By the 1940s, anthropologists such as Hortense Powdermaker,[4] Gregory Bateson, Margaret Mead (Trance and Dance in Bali, 1952) and Asen Balikci (with Netsilik Inuits' movies) were bringing anthropological perspectives to bear on mass media and visual representation. Karl G. Heider notes in his revised edition of Ethnographic Film (2006) that after Bateson and Mead, the history of visual anthropology is defined by "the seminal works of four men who were active for most of the second half of the twentieth century: Jean Rouch, John Marshall, Robert Gardner, and Tim Asch. By focusing on these four, we can see the shape of ethnographic film" (15). In 1966, filmmaker Sol Worth and anthropologist John Adair taught a group of Navajo Indians in Arizona how to capture 16mm film. The hypothesis was that artistic choices made by the Navajo would reflect the ‘perceptual structure’ of the Navajo world.[5]

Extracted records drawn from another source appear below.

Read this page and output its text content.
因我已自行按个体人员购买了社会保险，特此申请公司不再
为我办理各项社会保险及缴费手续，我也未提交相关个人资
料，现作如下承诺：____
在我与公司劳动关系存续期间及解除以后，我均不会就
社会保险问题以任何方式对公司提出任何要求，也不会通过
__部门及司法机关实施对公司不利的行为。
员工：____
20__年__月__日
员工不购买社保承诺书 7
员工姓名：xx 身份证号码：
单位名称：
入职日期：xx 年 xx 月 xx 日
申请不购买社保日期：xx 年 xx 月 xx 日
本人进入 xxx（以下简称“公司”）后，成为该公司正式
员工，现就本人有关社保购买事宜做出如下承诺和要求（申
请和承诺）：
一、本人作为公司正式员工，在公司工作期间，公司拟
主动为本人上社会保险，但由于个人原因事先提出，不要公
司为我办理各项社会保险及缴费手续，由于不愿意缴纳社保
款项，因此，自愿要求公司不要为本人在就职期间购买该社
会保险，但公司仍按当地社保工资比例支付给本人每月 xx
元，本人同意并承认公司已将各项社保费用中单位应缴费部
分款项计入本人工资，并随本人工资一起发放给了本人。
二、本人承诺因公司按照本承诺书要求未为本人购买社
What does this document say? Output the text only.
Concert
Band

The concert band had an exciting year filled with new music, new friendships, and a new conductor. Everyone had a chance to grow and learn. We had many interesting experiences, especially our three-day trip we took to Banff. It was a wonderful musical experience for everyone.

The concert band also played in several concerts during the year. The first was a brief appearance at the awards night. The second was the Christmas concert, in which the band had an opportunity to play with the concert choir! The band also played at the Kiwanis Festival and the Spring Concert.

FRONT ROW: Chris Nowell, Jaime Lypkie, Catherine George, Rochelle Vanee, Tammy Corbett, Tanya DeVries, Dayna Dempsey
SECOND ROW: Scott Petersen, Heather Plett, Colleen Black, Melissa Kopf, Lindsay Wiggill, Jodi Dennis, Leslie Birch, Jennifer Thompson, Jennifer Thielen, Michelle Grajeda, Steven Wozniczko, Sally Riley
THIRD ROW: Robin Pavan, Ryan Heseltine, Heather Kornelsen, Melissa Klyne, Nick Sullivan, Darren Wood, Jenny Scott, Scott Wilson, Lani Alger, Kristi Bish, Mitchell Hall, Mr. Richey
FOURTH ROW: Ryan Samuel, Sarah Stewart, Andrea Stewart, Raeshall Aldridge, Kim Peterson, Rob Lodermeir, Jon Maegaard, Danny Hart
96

In the United States, Visual anthropology first found purchase in an academic setting in 1958 with the creation of the Film Study Center at Harvard's Peabody Museum of Archaeology and Ethnology.[6] John Collier, Jr. wrote the first standard textbook in the field in 1967, and many visual anthropologists of the seventies relied on semioticians like Roland Barthes for essential critical perspectives. In 2011, Marcus Banks and Jay Ruby published the first history of the field - Made To Be Seen: Historical Perspectives on Visual Anthropology. Chicago: University of Chicago Press.

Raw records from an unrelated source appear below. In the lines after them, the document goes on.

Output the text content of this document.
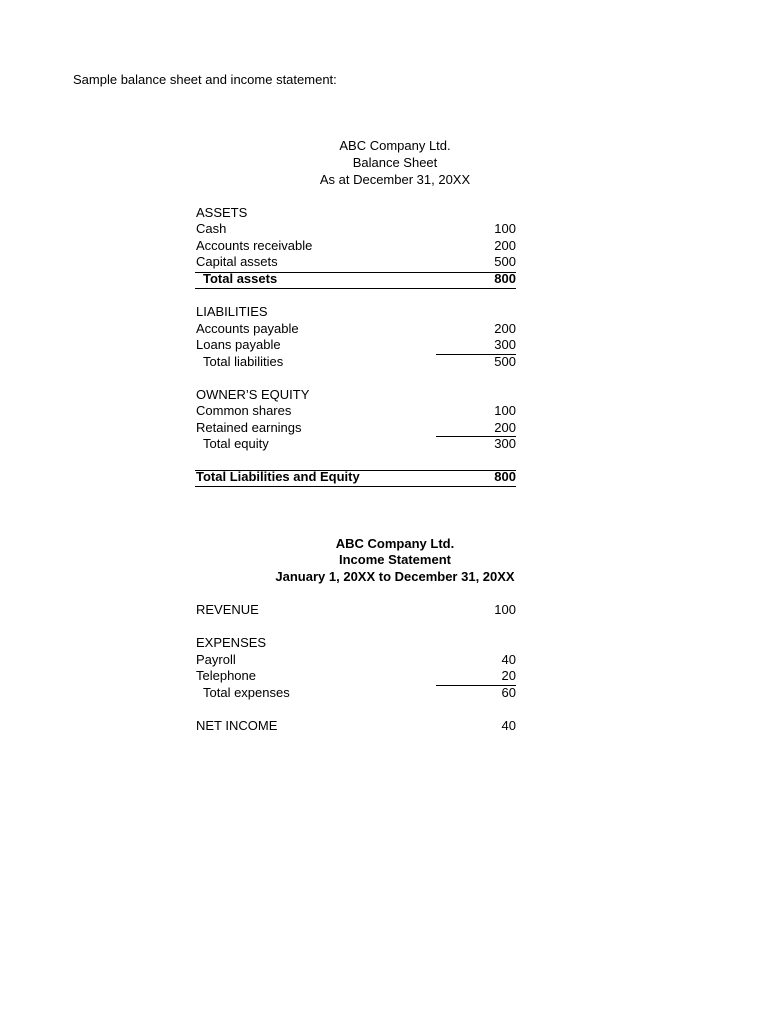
Sample balance sheet and income statement:
ABC Company Ltd.
Balance Sheet
As at December 31, 20XX
ASSETS
Cash	100
Accounts receivable	200
Capital assets	500
Total assets	800
LIABILITIES
Accounts payable	200
Loans payable	300
Total liabilities	500
OWNER’S EQUITY
Common shares	100
Retained earnings	200
Total equity	300
Total Liabilities and Equity	800
ABC Company Ltd.
Income Statement
January 1, 20XX to December 31, 20XX
REVENUE	100
EXPENSES
Payroll	40
Telephone	20
Total expenses	60
NET INCOME	40
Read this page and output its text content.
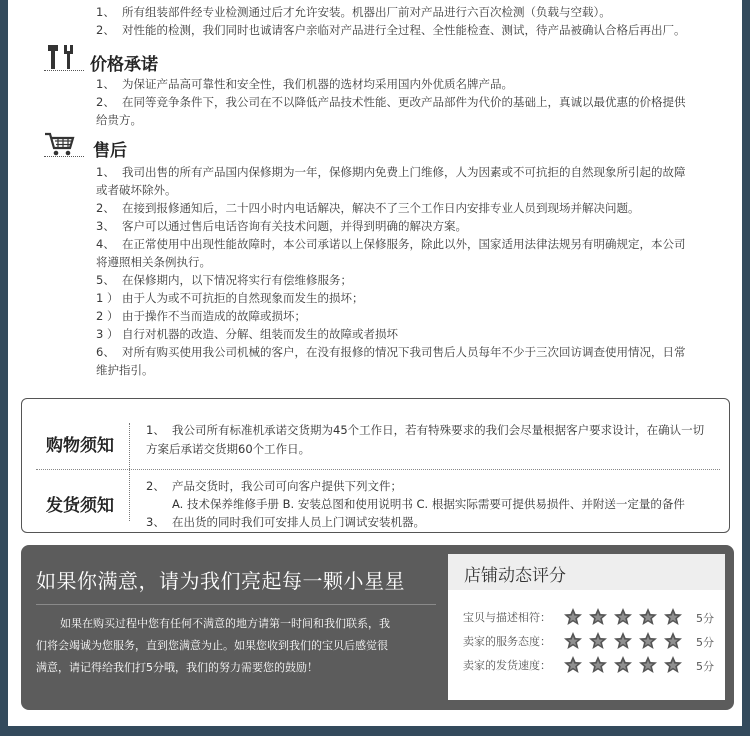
1、 所有组装部件经专业检测通过后才允许安装。机器出厂前对产品进行六百次检测（负载与空载）。
2、 对性能的检测，我们同时也诚请客户亲临对产品进行全过程、全性能检查、测试，待产品被确认合格后再出厂。
价格承诺
1、 为保证产品高可靠性和安全性，我们机器的选材均采用国内外优质名牌产品。
2、 在同等竞争条件下，我公司在不以降低产品技术性能、更改产品部件为代价的基础上，真诚以最优惠的价格提供
给贵方。
售后
1、 我司出售的所有产品国内保修期为一年，保修期内免费上门维修，人为因素或不可抗拒的自然现象所引起的故障
或者破坏除外。
2、 在接到报修通知后，二十四小时内电话解决，解决不了三个工作日内安排专业人员到现场并解决问题。
3、 客户可以通过售后电话咨询有关技术问题，并得到明确的解决方案。
4、 在正常使用中出现性能故障时，本公司承诺以上保修服务，除此以外，国家适用法律法规另有明确规定，本公司
将遵照相关条例执行。
5、 在保修期内，以下情况将实行有偿维修服务；
1 ） 由于人为或不可抗拒的自然现象而发生的损坏；
2 ） 由于操作不当而造成的故障或损坏；
3 ） 自行对机器的改造、分解、组装而发生的故障或者损坏
6、 对所有购买使用我公司机械的客户，在没有报修的情况下我司售后人员每年不少于三次回访调查使用情况，日常
维护指引。
购物须知
发货须知
1、 我公司所有标准机承诺交货期为45个工作日，若有特殊要求的我们会尽量根据客户要求设计，在确认一切
方案后承诺交货期60个工作日。
2、 产品交货时，我公司可向客户提供下列文件；
A. 技术保养维修手册 B. 安装总图和使用说明书 C. 根据实际需要可提供易损件、并附送一定量的备件
3、 在出货的同时我们可安排人员上门调试安装机器。
如果你满意，请为我们亮起每一颗小星星
如果在购买过程中您有任何不满意的地方请第一时间和我们联系，我
们将会竭诚为您服务，直到您满意为止。如果您收到我们的宝贝后感觉很
满意，请记得给我们打5分哦，我们的努力需要您的鼓励！
店铺动态评分
宝贝与描述相符：	5分
卖家的服务态度：	5分
卖家的发货速度：	5分
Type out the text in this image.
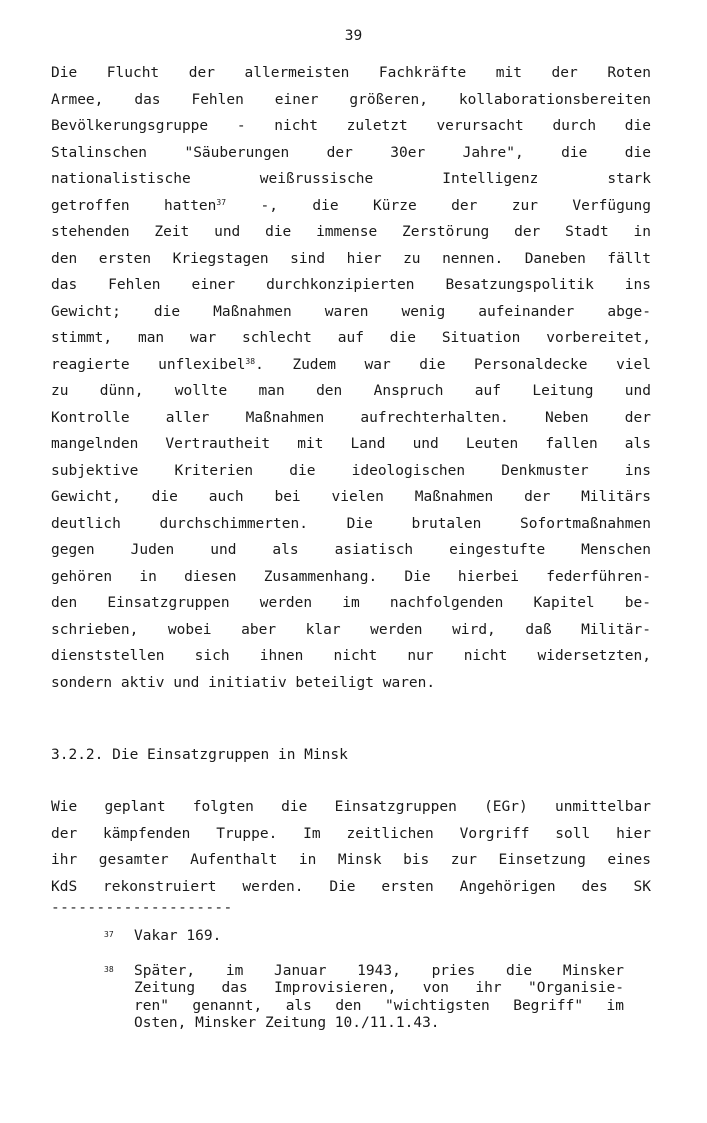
39
Die Flucht der allermeisten Fachkräfte mit der Roten
Armee, das Fehlen einer größeren, kollaborationsbereiten
Bevölkerungsgruppe - nicht zuletzt verursacht durch die
Stalinschen "Säuberungen der 30er Jahre", die die
nationalistische weißrussische Intelligenz stark
getroffen hatten$^{37}$ -, die Kürze der zur Verfügung
stehenden Zeit und die immense Zerstörung der Stadt in
den ersten Kriegstagen sind hier zu nennen. Daneben fällt
das Fehlen einer durchkonzipierten Besatzungspolitik ins
Gewicht; die Maßnahmen waren wenig aufeinander abge-
stimmt, man war schlecht auf die Situation vorbereitet,
reagierte unflexibel$^{38}$. Zudem war die Personaldecke viel
zu dünn, wollte man den Anspruch auf Leitung und
Kontrolle aller Maßnahmen aufrechterhalten. Neben der
mangelnden Vertrautheit mit Land und Leuten fallen als
subjektive Kriterien die ideologischen Denkmuster ins
Gewicht, die auch bei vielen Maßnahmen der Militärs
deutlich durchschimmerten. Die brutalen Sofortmaßnahmen
gegen Juden und als asiatisch eingestufte Menschen
gehören in diesen Zusammenhang. Die hierbei federführen-
den Einsatzgruppen werden im nachfolgenden Kapitel be-
schrieben, wobei aber klar werden wird, daß Militär-
dienststellen sich ihnen nicht nur nicht widersetzten,
sondern aktiv und initiativ beteiligt waren.
3.2.2. Die Einsatzgruppen in Minsk
Wie geplant folgten die Einsatzgruppen (EGr) unmittelbar
der kämpfenden Truppe. Im zeitlichen Vorgriff soll hier
ihr gesamter Aufenthalt in Minsk bis zur Einsetzung eines
KdS rekonstruiert werden. Die ersten Angehörigen des SK
--------------------
37	Vakar 169.
38	Später, im Januar 1943, pries die Minsker
Zeitung das Improvisieren, von ihr "Organisie-
ren" genannt, als den "wichtigsten Begriff" im
Osten, Minsker Zeitung 10./11.1.43.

At present, the Society for Visual Anthropology (SVA) represents the subfield in the United States as a section of the American Anthropological Association.
In the United States, Ethnographic films are shown each year at the Margaret Mead Film Festival.
While art historians are clearly interested in some of the same objects and processes, visual anthropology places these artifacts within a holistic cultural context. Archaeologists, in particular, use phases of visual development to try to understand the spread of humans and their cultures across contiguous landscapes as well as over larger areas. By 10,000 BP, a system of well-developed pictographs was in use by boating peoples[7] and was likely instrumental in the development of navigation and writing, as well as a medium of story telling and artistic representation. Early visual representations often show the female form, with clothing appearing on the female body around 28,000 BP, which archaeologists know now corresponds with the invention of weaving in Old Europe. This is an example of the holistic nature of visual anthropology: a figurine depicting a woman wearing diaphanous clothing is not merely an object of art, but a window into the customs of dress at the time, household organization (where they are found), transfer of materials (where the clay came from) and processes (when did firing clay become common), when did weaving begin, what kind of weaving is depicted and what other evidence is there for weaving, and what kinds of cultural changes were occurring in other parts of human life at the time.
Visual anthropology, by focusing on its own efforts to make and understand film, is able to establish many principles and build theories about human visual representation in general.